Sally Ash, who received the MBE in this year's Queen’s Birthday Honours for services to Britain's canals, has had a life-long passion for the waterways.
Whilst studying in Reading she became active in the Kennet & Avon Canal Trust’s battle to get the canal restored. She was involved in the Trust’s Reading Branch and she became the K&A Canal Trust’s sales officer, traveling to shows most weekends with a stall selling canal merchandise, recruiting new members and spreading the message that the canals should not be allowed to die. She was also busy raising money for the restoration by collecting and selling old newspapers — what she calls “grass roots stuff”.
A post-graduate research project introduced her to British Waterways (BW) and she applied for a researcher’s post when it became vacant in 1975, That was the beginning of a life-long career working with the waterways. Sally stayed with BW until she retired as Head of Boating for the newly formed Canal and River Trust (CRT) earlier this year.
Sally’s love of canals began at a very young age. Her father had been in the Navy during WW2 and he retained a love of the water, which he passed on to his daughters. They took regular family boating holidays as soon she and her sister could swim. Sally was nine. For Sally, these family boating holidays were the highlight of the year – always an adventure because nothing ever worked and the canals were very run down. But they were having such a great time that she thought, we can’t let the canals die. So she and her sister got involved in the campaign to keep them open.

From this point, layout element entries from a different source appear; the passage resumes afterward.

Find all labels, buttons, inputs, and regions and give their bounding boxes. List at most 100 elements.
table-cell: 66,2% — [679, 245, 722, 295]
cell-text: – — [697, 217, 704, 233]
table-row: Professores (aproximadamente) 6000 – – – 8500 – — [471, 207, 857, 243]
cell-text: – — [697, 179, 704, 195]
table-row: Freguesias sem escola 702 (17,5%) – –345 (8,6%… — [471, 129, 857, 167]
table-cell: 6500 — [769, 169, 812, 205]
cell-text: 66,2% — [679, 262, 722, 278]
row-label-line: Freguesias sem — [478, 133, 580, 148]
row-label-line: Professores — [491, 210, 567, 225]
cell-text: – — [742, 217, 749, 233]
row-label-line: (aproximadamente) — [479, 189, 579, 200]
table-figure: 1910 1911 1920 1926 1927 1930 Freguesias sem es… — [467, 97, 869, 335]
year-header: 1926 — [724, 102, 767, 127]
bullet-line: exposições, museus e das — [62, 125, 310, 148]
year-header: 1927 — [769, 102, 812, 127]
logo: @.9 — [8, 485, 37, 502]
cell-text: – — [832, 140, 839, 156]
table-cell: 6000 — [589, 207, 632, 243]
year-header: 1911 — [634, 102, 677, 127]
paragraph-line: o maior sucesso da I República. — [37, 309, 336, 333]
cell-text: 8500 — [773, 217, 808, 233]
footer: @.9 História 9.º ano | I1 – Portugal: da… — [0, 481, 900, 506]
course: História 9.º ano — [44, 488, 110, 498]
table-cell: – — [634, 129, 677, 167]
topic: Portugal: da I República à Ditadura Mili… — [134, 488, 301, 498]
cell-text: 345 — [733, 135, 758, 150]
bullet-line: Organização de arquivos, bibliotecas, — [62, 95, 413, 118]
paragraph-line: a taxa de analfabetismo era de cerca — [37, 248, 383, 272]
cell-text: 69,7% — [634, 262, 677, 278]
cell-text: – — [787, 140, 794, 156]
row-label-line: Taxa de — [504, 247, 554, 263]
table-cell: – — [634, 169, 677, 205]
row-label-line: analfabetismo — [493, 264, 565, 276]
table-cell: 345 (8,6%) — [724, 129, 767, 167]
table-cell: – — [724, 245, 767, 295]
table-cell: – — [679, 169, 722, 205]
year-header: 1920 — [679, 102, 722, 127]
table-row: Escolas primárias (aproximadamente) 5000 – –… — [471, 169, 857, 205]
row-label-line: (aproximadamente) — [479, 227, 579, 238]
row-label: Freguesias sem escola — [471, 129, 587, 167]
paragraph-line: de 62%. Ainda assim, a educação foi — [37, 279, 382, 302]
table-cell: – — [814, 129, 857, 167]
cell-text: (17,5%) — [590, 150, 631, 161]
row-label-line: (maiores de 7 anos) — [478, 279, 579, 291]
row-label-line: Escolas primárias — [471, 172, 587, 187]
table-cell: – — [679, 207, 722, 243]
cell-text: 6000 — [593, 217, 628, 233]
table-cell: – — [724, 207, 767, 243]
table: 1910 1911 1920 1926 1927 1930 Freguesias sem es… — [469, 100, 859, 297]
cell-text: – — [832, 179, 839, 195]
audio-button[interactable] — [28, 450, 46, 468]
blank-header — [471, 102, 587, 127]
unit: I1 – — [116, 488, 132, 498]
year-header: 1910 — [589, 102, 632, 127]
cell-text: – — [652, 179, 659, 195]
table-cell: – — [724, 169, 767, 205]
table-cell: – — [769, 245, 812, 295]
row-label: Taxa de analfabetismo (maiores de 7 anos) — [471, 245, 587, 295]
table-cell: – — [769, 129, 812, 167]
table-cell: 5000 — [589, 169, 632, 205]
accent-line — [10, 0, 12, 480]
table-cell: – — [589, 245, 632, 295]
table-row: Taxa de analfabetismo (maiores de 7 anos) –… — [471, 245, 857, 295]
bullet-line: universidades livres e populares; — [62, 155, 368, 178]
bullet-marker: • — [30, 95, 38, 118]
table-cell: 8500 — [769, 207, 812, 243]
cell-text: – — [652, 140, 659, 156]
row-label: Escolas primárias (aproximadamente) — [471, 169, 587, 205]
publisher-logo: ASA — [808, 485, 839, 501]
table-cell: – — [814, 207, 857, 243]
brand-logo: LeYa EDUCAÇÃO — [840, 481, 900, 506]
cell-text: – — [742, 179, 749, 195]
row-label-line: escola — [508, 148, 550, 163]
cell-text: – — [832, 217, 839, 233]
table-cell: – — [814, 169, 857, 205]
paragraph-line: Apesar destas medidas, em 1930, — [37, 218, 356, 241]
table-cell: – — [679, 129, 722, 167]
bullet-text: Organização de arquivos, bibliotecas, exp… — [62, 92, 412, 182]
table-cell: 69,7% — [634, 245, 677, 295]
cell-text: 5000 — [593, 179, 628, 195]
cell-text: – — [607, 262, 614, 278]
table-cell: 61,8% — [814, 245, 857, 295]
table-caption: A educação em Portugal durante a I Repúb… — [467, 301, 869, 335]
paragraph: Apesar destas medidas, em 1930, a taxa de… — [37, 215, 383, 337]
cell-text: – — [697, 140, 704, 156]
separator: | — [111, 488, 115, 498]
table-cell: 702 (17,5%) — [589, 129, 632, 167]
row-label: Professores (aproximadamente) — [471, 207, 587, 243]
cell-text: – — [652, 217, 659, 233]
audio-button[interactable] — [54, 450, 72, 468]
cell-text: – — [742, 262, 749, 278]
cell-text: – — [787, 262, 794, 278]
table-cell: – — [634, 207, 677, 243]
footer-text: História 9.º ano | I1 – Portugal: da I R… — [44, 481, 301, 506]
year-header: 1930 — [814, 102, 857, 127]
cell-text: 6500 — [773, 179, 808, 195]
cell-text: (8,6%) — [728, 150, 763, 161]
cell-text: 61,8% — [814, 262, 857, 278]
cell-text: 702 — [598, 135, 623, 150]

When she was 17 she read one of her father's books, written by Robert Aikman, where she saw an advertisement for the K&A Canal Trust, and she joined straight away.
After a life-time of enjoying the canals it is not surprising that Sally feels passionately that young people need to be introduced to the waterways or that she would do something about it, so when she retired she immediately started volunteering with a community boating organisation close to her home.